Clinical measurements of UC severity among UC MCSs (11 for MCS1, 8 for MCS2, 4 for MCS3, 3 for MCS4). (a) Simple clinical colitis activity. (b) Number of extracolonic symptoms. (c) Number of family members diagnosed with IBD. (d) Duration of disease. All pairwise comparisons were done with a two-tailed Dunn test. Only P values of <0.1 are indicated. EU UC, squares; SA UC, circles.

FIG 4

Heat map of bacterial OTUs significantly enriched across UC MCSs. The OTUs shown were identified by Kruskal-Wallis test comparing distributions among UC MCSs (P value, <0.05; q value, <0.08). Column order is consistent with Fig. 2. Rows are ordered on the basis of phylogenetic relatedness. For visualization, read counts were normalized [log₂(x + 1)] and scaled by row.

FIG 5

Fecal metabolites significantly differentially enriched among UC patients classified as MCS1, MCS2, MCS3, or MCS4 on the basis of pairwise Welch t tests (P value, <0.05).

FIG 6

In vitro human T-cell activity following coculture with autologous DCs coincubated with sterile fecal water.
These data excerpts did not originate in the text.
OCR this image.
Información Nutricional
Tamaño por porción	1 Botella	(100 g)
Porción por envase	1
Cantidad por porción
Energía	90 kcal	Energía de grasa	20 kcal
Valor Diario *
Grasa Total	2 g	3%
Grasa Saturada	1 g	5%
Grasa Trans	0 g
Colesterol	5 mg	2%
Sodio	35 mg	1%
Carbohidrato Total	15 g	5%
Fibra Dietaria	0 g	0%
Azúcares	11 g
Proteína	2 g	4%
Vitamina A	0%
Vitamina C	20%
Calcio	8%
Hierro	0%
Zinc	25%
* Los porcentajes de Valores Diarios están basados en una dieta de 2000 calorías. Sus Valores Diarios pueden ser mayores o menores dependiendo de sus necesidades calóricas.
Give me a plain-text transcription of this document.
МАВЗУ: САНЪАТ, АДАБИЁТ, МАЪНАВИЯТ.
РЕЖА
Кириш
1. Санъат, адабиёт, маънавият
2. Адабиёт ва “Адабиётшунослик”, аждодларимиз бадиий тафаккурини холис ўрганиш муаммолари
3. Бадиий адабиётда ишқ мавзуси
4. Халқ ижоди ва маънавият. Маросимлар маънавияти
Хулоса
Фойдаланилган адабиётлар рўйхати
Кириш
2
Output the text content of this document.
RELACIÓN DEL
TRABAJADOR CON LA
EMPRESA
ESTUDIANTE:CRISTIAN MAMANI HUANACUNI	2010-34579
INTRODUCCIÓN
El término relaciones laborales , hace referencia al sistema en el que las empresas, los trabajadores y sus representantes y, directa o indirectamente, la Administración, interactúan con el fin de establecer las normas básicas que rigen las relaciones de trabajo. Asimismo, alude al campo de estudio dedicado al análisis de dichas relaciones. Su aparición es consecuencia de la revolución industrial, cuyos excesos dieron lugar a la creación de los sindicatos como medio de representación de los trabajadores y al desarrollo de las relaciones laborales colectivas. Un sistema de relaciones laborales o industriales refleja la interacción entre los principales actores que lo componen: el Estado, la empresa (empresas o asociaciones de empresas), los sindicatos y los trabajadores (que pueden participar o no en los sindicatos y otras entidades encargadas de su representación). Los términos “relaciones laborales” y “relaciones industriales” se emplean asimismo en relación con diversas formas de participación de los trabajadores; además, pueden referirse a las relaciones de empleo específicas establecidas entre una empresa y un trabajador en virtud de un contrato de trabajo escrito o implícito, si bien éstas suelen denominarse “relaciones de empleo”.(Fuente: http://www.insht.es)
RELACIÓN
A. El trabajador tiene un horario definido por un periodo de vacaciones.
Panels: a, Th1-to-Th2 ratio; b, Th1 frequency; c, Th2 frequency; d, Th17 frequency; e, regulatory T-cell frequency (48 healthy, 116 UC). Comparisons of the Th1 frequencies (f), Th2 frequencies (g), and Th1-to-Th2 ratios (h) of healthy and UC MCSs are shown (48 for healthy, 48 for MCS1, 40 for MCS2, 16 for MCS3, and 8 for MCS4). Concentrations of IL-4 (i), IL-5 (j), and IL-13 (k) in cell supernatant following coculture of human T cells with autologous DCs challenged with sterilized fecal water from healthy participants and MCS1 and MCS2 patients are shown (48 for healthy participants, 48 for MCS1 patients, and 40 for MCS2 patients). Data were generated from four (a to h) or two (i to k) replicate experiments with DCs/T cells obtained from two anonymous PBMC donors. Horizontal bars (mean fitted values for each group) and P values were determined by linear mixed-effect modeling (see Materials and Methods). P values of <0.1 are indicated.